L’aéroport international du Cap-Haïtien est en train de changer d’échelle. Dans un contexte marqué par les difficultés de l’aéroport de Port-au-Prince, il est devenu un maillon essentiel de la continuité du transport aérien en Haïti.
Les chiffres sont éloquents. Le nombre de passagers est passé d’environ 7 000 à 22 000 par mois. Les mouvements d’aéronefs ont, eux, quadruplé, passant d’environ 300 à 1 200.
Cette progression est une bonne nouvelle. Elle traduit une demande réelle et confirme le potentiel du Cap-Haïtien comme plateforme aérienne majeure. Mais elle révèle aussi une réalité moins confortable : les infrastructures n’ont pas évolué au même rythme que l’activité.
L’aéroport fonctionne aujourd’hui avec des installations conçues pour un trafic beaucoup plus faible. L’augmentation rapide du nombre de voyageurs met donc sous pression les espaces d’accueil, les salles d’embarquement, les services de contrôle et les dispositifs de sécurité.
Le problème n’est pas seulement logistique. Il est stratégique.
Le Cap-Haïtien dessert désormais plusieurs marchés internationaux. Les liaisons avec les États-Unis, la République dominicaine, les Bahamas et les îles Turques-et-Caïques se maintiennent, tandis que de nouvelles connexions se développent avec le Brésil, le Chili, le Panama, Pointe-à-Pitre et Saint-Martin.
À cela s’ajoutent les liaisons intérieures avec Port-au-Prince, Les Cayes et Jacmel. L’aéroport du Nord joue ainsi un rôle croissant dans la mobilité des personnes et dans la connexion d’Haïti avec la région.
Cette évolution mérite d’être accompagnée avec méthode.
La prolongation des horaires jusqu’à 20 heures et le renforcement de la présence des institutions publiques constituent des réponses nécessaires. Mais elles ne peuvent suffire face à une croissance aussi rapide.
Les travaux annoncés vont dans la bonne direction. Une nouvelle salle destinée aux vols domestiques doit être achevée en octobre. Une salle d’embarquement internationale d’environ 650 places est en construction. Une rampe alternative pour les hélicoptères et les petits transporteurs doit également être finalisée.
La création d’une salle de transit, l’installation de trois tentes pour le pré-enregistrement, l’aménagement d’une route périphérique de 1 300 m² et le renforcement de la climatisation montrent qu’une prise de conscience est en cours.
Mais l’infrastructure ne constitue qu’une partie de la réponse.
Un aéroport moderne ne repose pas uniquement sur des bâtiments.
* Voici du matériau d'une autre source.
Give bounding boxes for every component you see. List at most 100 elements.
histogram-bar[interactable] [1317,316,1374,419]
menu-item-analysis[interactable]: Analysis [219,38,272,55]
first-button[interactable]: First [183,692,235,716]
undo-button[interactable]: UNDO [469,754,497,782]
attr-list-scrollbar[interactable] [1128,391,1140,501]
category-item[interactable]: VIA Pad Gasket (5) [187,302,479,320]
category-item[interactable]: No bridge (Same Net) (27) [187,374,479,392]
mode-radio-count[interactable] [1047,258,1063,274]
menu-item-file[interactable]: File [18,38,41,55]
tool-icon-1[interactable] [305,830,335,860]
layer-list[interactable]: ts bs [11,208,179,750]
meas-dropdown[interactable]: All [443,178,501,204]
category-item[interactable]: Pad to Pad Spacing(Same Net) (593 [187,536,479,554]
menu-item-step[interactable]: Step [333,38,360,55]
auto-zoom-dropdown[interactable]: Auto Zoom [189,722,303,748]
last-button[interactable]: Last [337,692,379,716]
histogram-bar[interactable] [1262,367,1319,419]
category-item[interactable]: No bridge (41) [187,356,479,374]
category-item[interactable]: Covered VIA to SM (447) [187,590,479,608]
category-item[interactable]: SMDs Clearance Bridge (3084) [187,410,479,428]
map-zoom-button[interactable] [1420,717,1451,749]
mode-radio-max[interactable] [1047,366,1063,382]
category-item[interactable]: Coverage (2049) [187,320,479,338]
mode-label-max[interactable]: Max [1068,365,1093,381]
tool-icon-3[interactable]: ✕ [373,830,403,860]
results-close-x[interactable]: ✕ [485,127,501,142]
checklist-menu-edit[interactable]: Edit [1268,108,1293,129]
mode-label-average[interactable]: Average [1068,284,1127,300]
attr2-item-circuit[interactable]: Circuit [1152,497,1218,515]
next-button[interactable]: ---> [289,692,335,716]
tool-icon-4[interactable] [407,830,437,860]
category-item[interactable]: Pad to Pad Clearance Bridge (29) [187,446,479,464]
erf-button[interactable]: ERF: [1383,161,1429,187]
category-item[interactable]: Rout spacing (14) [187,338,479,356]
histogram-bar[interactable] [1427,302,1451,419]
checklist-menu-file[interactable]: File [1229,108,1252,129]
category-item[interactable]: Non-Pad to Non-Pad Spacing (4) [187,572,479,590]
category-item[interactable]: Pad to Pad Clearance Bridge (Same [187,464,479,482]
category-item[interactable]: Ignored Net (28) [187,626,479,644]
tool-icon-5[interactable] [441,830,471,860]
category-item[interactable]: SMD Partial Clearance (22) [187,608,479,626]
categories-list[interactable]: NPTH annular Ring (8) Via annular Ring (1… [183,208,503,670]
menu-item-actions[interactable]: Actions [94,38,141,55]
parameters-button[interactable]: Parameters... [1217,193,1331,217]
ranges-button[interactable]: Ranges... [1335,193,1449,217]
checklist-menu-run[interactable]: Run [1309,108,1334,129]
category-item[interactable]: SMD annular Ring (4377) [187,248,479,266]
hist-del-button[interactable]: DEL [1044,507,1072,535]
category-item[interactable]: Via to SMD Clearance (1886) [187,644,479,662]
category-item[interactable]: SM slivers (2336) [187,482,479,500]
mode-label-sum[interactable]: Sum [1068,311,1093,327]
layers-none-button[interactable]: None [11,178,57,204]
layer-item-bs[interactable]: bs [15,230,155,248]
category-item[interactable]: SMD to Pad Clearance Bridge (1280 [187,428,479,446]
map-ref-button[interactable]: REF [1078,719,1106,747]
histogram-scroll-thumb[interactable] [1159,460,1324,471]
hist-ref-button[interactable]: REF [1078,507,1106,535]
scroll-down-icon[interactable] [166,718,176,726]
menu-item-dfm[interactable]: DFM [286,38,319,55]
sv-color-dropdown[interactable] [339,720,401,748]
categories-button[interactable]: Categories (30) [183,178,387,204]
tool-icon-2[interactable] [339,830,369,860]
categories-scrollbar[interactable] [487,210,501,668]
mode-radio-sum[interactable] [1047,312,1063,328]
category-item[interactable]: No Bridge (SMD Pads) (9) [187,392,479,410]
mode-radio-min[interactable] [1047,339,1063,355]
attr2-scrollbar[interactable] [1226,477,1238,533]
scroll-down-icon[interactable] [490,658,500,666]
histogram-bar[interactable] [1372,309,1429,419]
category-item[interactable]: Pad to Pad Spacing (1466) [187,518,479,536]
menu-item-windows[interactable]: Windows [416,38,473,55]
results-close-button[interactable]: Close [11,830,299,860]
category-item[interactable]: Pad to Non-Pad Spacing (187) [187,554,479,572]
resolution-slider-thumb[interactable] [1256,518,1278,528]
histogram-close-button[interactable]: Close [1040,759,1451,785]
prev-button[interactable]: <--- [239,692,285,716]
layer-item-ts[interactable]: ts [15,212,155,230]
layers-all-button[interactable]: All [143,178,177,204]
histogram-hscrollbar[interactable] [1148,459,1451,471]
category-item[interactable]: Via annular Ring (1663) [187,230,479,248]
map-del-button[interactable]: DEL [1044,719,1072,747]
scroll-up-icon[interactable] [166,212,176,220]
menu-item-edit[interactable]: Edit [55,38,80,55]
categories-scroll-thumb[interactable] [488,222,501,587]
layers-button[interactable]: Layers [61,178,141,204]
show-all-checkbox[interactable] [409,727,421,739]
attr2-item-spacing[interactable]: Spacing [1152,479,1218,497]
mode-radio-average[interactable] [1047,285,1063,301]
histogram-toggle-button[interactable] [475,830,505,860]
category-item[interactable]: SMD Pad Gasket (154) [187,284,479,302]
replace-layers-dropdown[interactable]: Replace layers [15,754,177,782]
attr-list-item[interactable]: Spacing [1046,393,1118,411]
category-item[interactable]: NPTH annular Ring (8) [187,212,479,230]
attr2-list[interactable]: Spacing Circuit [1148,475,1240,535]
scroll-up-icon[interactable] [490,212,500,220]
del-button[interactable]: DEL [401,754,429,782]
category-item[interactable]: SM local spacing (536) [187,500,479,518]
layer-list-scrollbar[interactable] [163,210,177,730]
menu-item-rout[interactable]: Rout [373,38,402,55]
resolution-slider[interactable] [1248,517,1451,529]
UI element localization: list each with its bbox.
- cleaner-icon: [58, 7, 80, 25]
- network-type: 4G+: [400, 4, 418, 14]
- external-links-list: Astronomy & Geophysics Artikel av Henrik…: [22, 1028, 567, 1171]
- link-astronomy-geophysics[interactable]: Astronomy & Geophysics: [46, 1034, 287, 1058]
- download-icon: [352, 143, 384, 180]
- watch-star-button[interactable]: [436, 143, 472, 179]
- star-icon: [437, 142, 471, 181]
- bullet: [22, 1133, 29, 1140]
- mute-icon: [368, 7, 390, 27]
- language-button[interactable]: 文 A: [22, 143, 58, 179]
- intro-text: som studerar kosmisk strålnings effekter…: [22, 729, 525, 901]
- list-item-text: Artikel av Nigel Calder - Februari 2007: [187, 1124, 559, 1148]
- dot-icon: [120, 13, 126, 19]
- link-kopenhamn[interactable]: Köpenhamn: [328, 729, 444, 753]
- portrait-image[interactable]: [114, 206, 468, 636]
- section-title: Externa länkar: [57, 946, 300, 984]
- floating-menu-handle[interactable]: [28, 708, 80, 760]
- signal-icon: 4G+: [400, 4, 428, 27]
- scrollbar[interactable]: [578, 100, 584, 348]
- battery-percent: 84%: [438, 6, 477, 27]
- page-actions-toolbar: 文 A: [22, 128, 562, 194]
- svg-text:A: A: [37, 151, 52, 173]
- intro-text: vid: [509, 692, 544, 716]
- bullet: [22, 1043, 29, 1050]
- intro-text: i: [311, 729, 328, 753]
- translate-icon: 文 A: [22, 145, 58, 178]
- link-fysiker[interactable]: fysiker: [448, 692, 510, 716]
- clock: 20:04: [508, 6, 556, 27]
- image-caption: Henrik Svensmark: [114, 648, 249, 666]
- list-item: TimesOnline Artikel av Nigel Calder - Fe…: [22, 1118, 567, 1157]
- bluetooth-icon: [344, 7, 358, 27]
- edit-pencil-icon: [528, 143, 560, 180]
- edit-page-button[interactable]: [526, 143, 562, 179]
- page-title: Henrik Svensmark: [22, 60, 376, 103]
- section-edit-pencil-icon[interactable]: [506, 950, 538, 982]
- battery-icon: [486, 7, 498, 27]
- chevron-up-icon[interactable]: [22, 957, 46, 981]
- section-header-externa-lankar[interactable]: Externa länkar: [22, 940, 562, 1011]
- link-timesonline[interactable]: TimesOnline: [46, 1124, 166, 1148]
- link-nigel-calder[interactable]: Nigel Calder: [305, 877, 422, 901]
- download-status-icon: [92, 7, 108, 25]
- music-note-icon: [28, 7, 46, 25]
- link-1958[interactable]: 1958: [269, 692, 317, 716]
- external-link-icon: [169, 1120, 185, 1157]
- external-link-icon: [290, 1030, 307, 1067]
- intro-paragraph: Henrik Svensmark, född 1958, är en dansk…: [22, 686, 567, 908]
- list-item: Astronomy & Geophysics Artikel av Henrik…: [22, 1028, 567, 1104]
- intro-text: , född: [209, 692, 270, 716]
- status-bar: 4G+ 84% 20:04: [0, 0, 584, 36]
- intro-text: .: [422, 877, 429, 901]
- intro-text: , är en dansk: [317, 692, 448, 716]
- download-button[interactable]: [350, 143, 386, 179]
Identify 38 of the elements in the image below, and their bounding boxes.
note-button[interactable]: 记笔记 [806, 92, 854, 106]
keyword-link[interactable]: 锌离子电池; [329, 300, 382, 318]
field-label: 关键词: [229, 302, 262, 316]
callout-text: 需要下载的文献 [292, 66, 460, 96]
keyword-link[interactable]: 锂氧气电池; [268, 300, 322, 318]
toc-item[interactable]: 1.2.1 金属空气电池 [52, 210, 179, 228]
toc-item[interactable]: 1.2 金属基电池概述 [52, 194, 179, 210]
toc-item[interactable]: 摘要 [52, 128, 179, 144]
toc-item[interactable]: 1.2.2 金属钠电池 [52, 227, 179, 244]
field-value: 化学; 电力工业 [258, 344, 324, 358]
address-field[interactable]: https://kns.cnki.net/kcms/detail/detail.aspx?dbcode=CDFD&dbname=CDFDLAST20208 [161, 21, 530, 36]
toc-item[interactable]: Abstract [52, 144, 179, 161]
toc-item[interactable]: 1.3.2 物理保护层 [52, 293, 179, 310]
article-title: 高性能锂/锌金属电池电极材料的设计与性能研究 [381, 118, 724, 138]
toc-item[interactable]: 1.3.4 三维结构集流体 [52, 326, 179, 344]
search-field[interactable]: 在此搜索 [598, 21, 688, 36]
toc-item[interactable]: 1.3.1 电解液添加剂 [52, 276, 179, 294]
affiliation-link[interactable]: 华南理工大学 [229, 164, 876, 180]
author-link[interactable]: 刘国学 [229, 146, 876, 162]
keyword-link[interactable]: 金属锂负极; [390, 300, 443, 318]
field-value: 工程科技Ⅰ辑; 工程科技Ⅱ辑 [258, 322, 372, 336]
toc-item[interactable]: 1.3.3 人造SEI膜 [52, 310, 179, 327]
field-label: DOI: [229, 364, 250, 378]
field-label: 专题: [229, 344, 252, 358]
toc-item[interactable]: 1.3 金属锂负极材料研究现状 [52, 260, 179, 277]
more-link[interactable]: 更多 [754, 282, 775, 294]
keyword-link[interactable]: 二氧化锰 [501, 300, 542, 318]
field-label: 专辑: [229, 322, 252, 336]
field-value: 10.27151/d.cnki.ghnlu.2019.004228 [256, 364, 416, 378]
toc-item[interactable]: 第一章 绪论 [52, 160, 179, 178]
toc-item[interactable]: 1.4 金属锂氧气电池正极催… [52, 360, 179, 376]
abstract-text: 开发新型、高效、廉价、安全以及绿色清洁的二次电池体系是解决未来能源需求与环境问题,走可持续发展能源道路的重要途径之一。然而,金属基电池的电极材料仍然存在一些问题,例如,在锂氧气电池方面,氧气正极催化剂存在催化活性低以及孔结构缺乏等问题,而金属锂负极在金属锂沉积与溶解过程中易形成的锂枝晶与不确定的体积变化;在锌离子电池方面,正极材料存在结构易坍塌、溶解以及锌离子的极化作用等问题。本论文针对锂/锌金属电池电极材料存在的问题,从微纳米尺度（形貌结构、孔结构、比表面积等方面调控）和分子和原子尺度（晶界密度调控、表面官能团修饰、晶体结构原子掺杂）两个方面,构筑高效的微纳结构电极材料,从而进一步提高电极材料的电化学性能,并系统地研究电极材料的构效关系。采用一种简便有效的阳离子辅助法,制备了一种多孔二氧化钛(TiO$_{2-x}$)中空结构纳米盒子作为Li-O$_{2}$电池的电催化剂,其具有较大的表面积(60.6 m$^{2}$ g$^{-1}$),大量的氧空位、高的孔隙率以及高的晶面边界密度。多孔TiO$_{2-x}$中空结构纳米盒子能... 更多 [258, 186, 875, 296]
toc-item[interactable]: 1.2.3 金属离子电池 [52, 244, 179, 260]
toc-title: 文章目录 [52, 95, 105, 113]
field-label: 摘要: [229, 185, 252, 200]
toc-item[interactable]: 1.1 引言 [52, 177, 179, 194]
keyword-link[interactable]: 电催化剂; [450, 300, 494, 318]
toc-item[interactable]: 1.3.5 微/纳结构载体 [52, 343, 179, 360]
Il repose aussi sur des femmes et des hommes suffisamment nombreux, formés et équipés pour assurer leur mission.
Le renforcement des effectifs de l’immigration, de la police administrative, de la BLTS ainsi que des services de sûreté et de sécurité de l’AAN est donc indispensable. La fluidité du trafic dépend autant de ces ressources humaines que des équipements.
L’enjeu dépasse désormais le seul fonctionnement de l’aéroport. Il concerne l’avenir économique du Nord.
Un aéroport plus efficace peut favoriser le tourisme, faciliter les déplacements de la diaspora, soutenir les échanges commerciaux et renforcer l’attractivité du Cap-Haïtien. Il peut aussi contribuer à réduire la pression exercée sur l’unique grande plateforme aérienne de la région métropolitaine.
Encore faut-il éviter une gestion au coup par coup.
La hausse du trafic ne doit pas être considérée comme une urgence temporaire. Elle peut devenir une tendance durable. Les autorités doivent donc penser au-delà des travaux actuellement programmés et élaborer une véritable stratégie de développement de l’aéroport international du Cap-Haïtien.
Il faut anticiper la prochaine étape, plutôt que d’attendre la saturation pour agir.
Le défi est clair : transformer une croissance subie par les circonstances en une opportunité maîtrisée pour le pays.
Le Cap-Haïtien dispose aujourd’hui d’un avantage considérable : l’activité augmente. À l’État et aux responsables de l’aviation civile de faire en sorte que les infrastructures, les ressources humaines et les services suivent cette dynamique.
Car un aéroport qui accueille trois fois plus de passagers et quatre fois plus de mouvements ne peut plus être administré comme hier.
Le temps est venu de penser l’aéroport du Cap-Haïtien non plus comme une simple solution de remplacement, mais comme une infrastructure stratégique pour l’avenir du transport aérien et du développement économique d’Haïti.